Потому как первейшее его дело — создавать в себе больше и больше пространства: место знанию, постигаемому без каких-либо видимых целей, и место людям, которых он познает через перевоплощение и принимает в себя. Что до знания, то его он может получить лишь на путях добропорядочных и строгих процессов, определяющих внутреннее строение всякой науки. Но в выборе областей знания, которые могут располагаться далеко одна от другой, его ведет не какое-то осознанное правило, но некая необъяснимая жажда. Поскольку в то же время он раскрывается навстречу различнейшим людям, познавая их наидревнейшим, донаучным способом, а именно — через перевоплощение, поскольку пребывает вследствие этого в непрекращающемся внутреннем движении, которого ему нельзя ослабить, которого ему нельзя прекратить (потому что он не коллекционирует людей, не откладывает аккуратно в сторонку, а всего лишь встречается с ними и живыми принимает в себя), поскольку он получает от них чувствительные толчки, то вполне вероятно, что неожиданное обращение к новой области знания может определяться также и этими встречами-столкновениями.
Я вполне сознаю неприемлемость этого требования, оно не может вызвать ничего иного кроме протеста. Выходит так, будто все в нем направлено на сотворение хаоса противонаправленных и несогласимых содержаний. Возражению такого рода, а оно чрезвычайно веско, я могу противопоставить пока лишь немногое. Он и есть ближе всего к миру, если носит в себе хаос, но он ощущает, из этого мы исходили, ответственность за этот хаос, он не одобряет его, ему плохо, ему неуютно с. ним, он не представляется себе великолепным и значительным оттого, что в нем находится место для многого столь противоположного и невзаимосвязанного, он ненавидит этот хаос, он не расстается с надеждой преодолеть его для других, а тем самым и для себя самого.

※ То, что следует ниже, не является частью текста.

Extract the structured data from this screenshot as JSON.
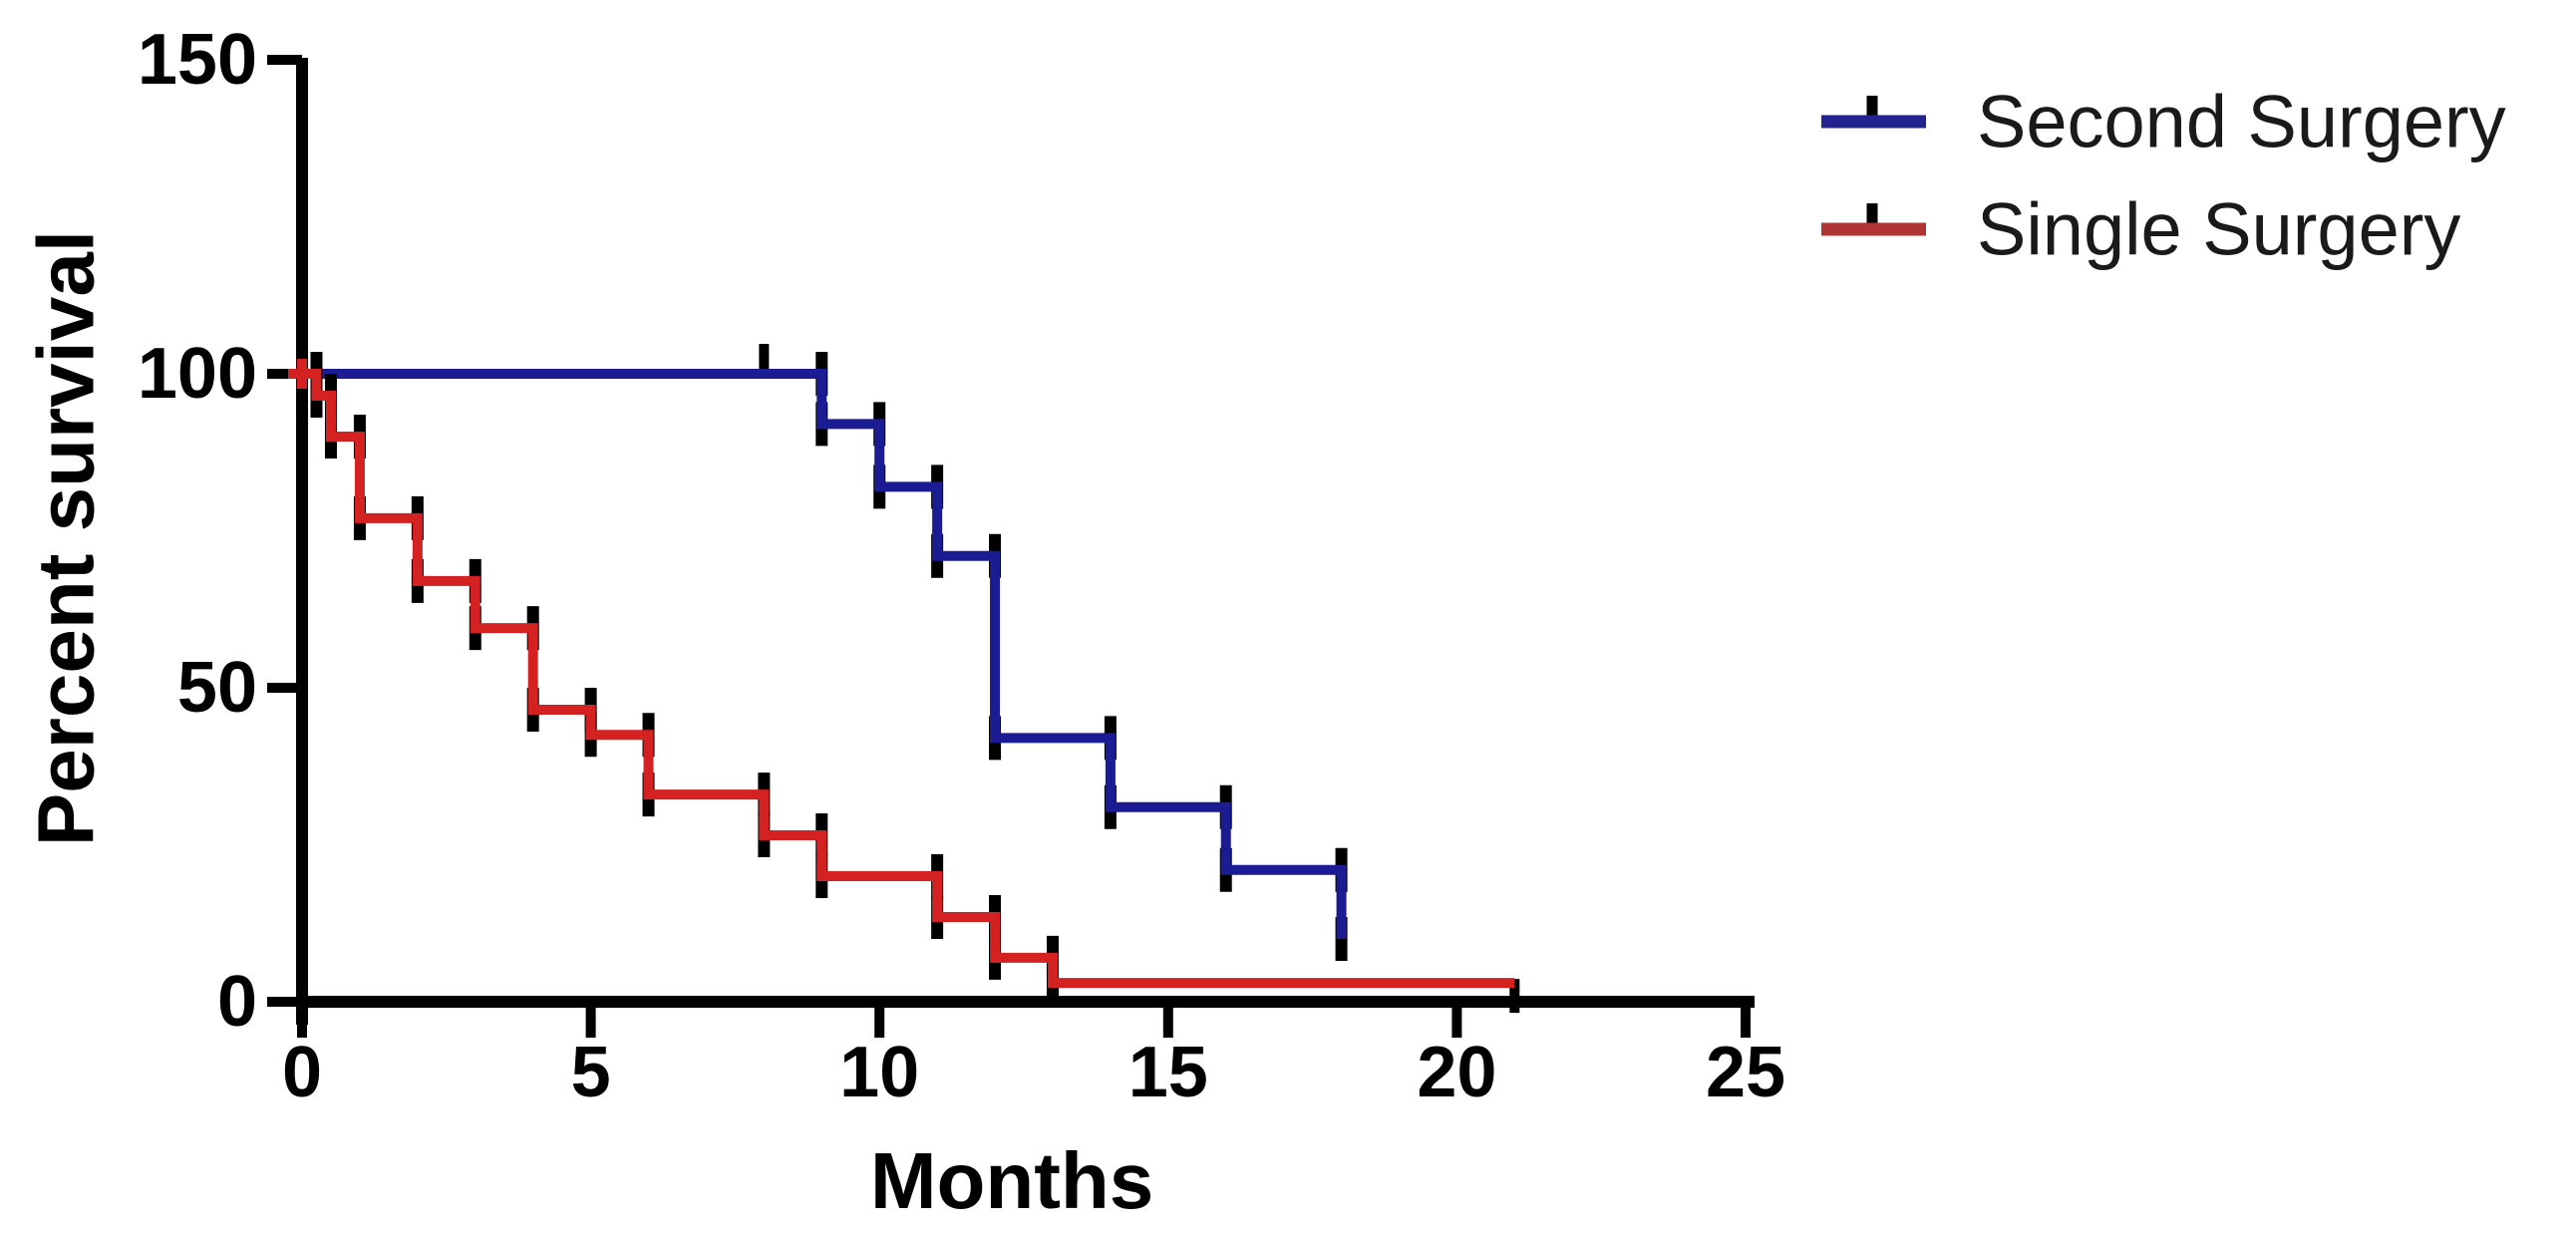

Чтобы быть в состоянии высказать об этом мире нечто имеющее смысл и ценность, он не может отталкивать его и избегать. В виде хаоса, каким мир, всем целям и планированиям наперекор, является более чем когда-либо, так как со все возрастающей быстротой движется навстречу саморазрушению, таким, а не ad usum Delphini[131], то бишь читателя, выглаженным и вычищенным, вынужден он носить его в себе. Но он не вправе предаться хаосу во власть, а должен, именно в силу своего знания о нем, изнутри этого знания, противопоставить ему неистовство собственной надежды.

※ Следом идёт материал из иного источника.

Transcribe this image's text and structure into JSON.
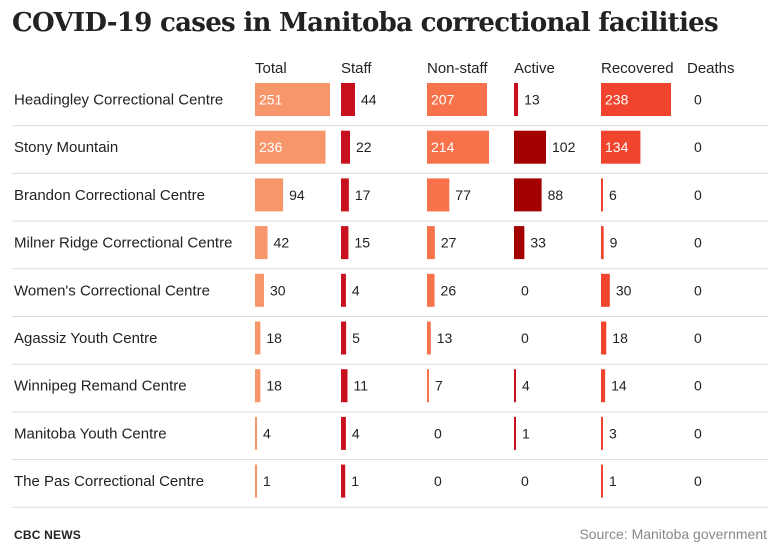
{
  "title": "COVID-19 cases in Manitoba correctional facilities",
  "footer": {
    "brand": "CBC NEWS",
    "source": "Source: Manitoba government"
  },
  "colors": {
    "total": "#f7956b",
    "staff": "#c8101e",
    "non_staff": "#f7714a",
    "active_light": "#c8101e",
    "active_dark": "#a30000",
    "recovered": "#f0442e",
    "zero_line": "#e8a090",
    "text": "#222222",
    "divider": "#d9d9d9"
  },
  "chart_data": {
    "type": "table",
    "columns": [
      "Total",
      "Staff",
      "Non-staff",
      "Active",
      "Recovered",
      "Deaths"
    ],
    "rows": [
      {
        "facility": "Headingley Correctional Centre",
        "values": [
          251,
          44,
          207,
          13,
          238,
          0
        ]
      },
      {
        "facility": "Stony Mountain",
        "values": [
          236,
          22,
          214,
          102,
          134,
          0
        ]
      },
      {
        "facility": "Brandon Correctional Centre",
        "values": [
          94,
          17,
          77,
          88,
          6,
          0
        ]
      },
      {
        "facility": "Milner Ridge Correctional Centre",
        "values": [
          42,
          15,
          27,
          33,
          9,
          0
        ]
      },
      {
        "facility": "Women's Correctional Centre",
        "values": [
          30,
          4,
          26,
          0,
          30,
          0
        ]
      },
      {
        "facility": "Agassiz Youth Centre",
        "values": [
          18,
          5,
          13,
          0,
          18,
          0
        ]
      },
      {
        "facility": "Winnipeg Remand Centre",
        "values": [
          18,
          11,
          7,
          4,
          14,
          0
        ]
      },
      {
        "facility": "Manitoba Youth Centre",
        "values": [
          4,
          4,
          0,
          1,
          3,
          0
        ]
      },
      {
        "facility": "The Pas Correctional Centre",
        "values": [
          1,
          1,
          0,
          0,
          1,
          0
        ]
      }
    ]
  }
}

Что же это за надежда, и почему лишь тогда она может иметь цену, когда питается пищею превращений — давних, обретаемых им в волнениях неравнодушного чтения, и современных, впитываемых через открытость всей злобе дня окружающего мира?
Здесь и могучая власть персонажей, завладевших им когда-то и не желающих отдавать занятого в нем пространства. Они реагируют, находясь в нем, так, будто он составлен из них. Они — его большинство, ясно очерченное и сознаваемое, они, поскольку живут в нем, его сопротивление смерти. Уже и мифы, передаваемые изустно, обладают тою особенностью, что должны пересказываться. Их живость равняется их определенности, им дано не переменяться. Лишь в каждом отдельном случае особо можно установить, из чего складывается их неистощимая жизнеспособность, и быть может, слишком мало уделялось внимания вопросу о том, почему им так необходимо передаваться дальше. Было бы совсем нетрудно описать, что происходит с тем, кто сталкивается с одним из них впервые. Полагаю, вы не ожидаете от меня подобного описания во всей его полноте, в ином же виде оно не имело бы смысла. Хочу назвать лишь одно — возникающее при этом чувство уверенности и неопровержимости: да, только так это было, только так, по-видимому, могло быть. Каково бы ни было то, что узнается из мифа, каким бы невероятным ни должно было это предстать в иной связи, здесь оно остается свободным от сомнений, здесь имеет единственно возможный, неисказимый облик.
Это накопилище несомненности, из содержимого которого многое достигло и нас, было злостным образом использовано в качестве источника для причудливейших заимствований. Нам хорошо известны политические злоупотребления, совершавшиеся с их помощью; изуродованные, разбавленные, искаженные, эти заимствования способны даже в таком неполноценном виде удерживаться в течение ряда лет, прежде чем лопнуть… Совсем иного рода заимствования научные; назову лишь один ярчайший пример: как бы ни расценивать содержательную истинность психоаналитического учения, добрую толику своей силы оно почерпнуло в слове «Эдип»[132], и та серьезная критика, попытки которой предпринимаются в отношении этой теории, пытается подобраться к ней именно со стороны этого слова.